用語集A〜Z

3C

よみ: サンシー

マーケティング戦略を立てる際、Customer(顧客・市場)、Competitor(競合)、Company(自社)の 3 つの視点から市場環境を分析する、最も基本となるフレームワーク。コンサルタントの大前研一氏が提唱した日本発の手法で、市場の構造を「売り手(自社)の独りよがり」ではなく、「顧客のニーズと、ライバルの動きとの関係性」の中で客観的に捉え直すことを目的としている。

運用の要点:サイト企画の精度を上げる「3 点セット」の思考法

Web 担当者の現場では、サイトリニューアルの企画、SEO のキーワード選定、コンテンツの方向性決めなど、すべての起点として使える。

  • Customer(顧客):ユーザーは何に悩み、何を求めて検索(検索意図)しているか?
  • Competitor(競合):検索上位のライバル企業は、その悩みに対してどんな答え(強み・弱み)を提示しているか?
  • Company(自社):ライバルには真似できない、自社独自のリソース(技術、サポート力など)で出せる答えは何か?

3C は、単なる現状分析ではなく「独自情報・独自視点(一次情報)(自社が勝てる場所)」を見つけるための装置。顧客のニーズと競合の弱点を掛け合わせて「市場の隙間」を見つけ出し、そこに自社の強みをぶつけるのが、差別化(差別化戦略)の絶対的な土台になる。なお、この 3C で見えた戦略を実際の施策(製品・価格・流通・販促)に落とし込むのが 4P / 4C

現場でよくある「落とし穴」

3C 分析の目的を履き違えると、会社を「価格競争の泥沼」に引きずり込む。

  • 「競合の真似」が引き起こす劣化コピーの悲劇:競合分析(Competitor)を、「ベンチマーキング=表面的な真似をすること」だと勘違いしてしまう。悲惨な末路として、業界トップのライバルサイトが綺麗だからと、デザインやコンテンツ構成をそのままパクったようなサイトを作ってしまう。結果、ユーザーから見れば「大手の劣化コピー」にしか見えず、自社の独自の強み(Company)が何も伝わらない。最終的に「同じような内容なら、大手のほう・安いほうでいいや」と買い叩かれ、価格競争に巻き込まれて自滅する。

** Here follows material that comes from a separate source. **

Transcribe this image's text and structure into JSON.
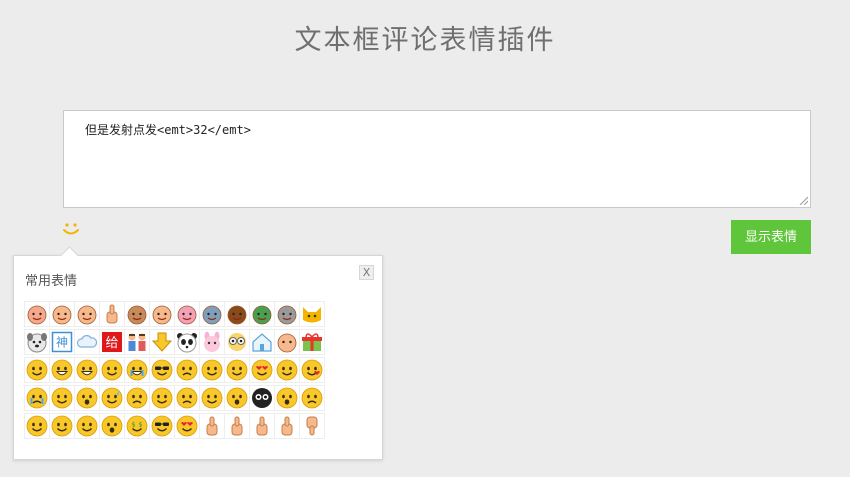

3C における競合分析は「真似する対象」を探すものではなく、「競合が手薄になっている領域(自社が差別化して勝てる領域)を炙り出すための鏡」として使い、そこから USP(独自の強み)を導き出すのがプロの鉄則。

言葉をよく利用する人

  • マーケター
  • Web 担当者(発注側)
  • ディレクター
  • SEO 担当者
  • 経営層

会話上での使用例

サイトリニューアル前に現状を整理している場面

  • ディレクター
    リニューアルの方向性を決める前に、3Cを整理させてもらえますか。
  • Web 担当者
    では顧客と競合のリサーチは、こちらで材料を出します。自社の強みについては、今週中に経営層へのヒアリングをセットしますね。
  • ディレクター
    ありがとうございます。出そろったら一度すり合わせましょう。

キーワード戦略を見直している場面

  • SEO 担当者
    上位10サイトを3Cで見ると、競合はどこも機能比較で攻めていますね。
  • Web 担当者
    なら、うちは導入事例の深さで差別化しましょう。競合を真似るんじゃなくて、空いている領域を取りにいく形ですね。事例コンテンツに寄せていきます。
  • SEO 担当者
    了解です。その方向でキーワード設計を組み直します。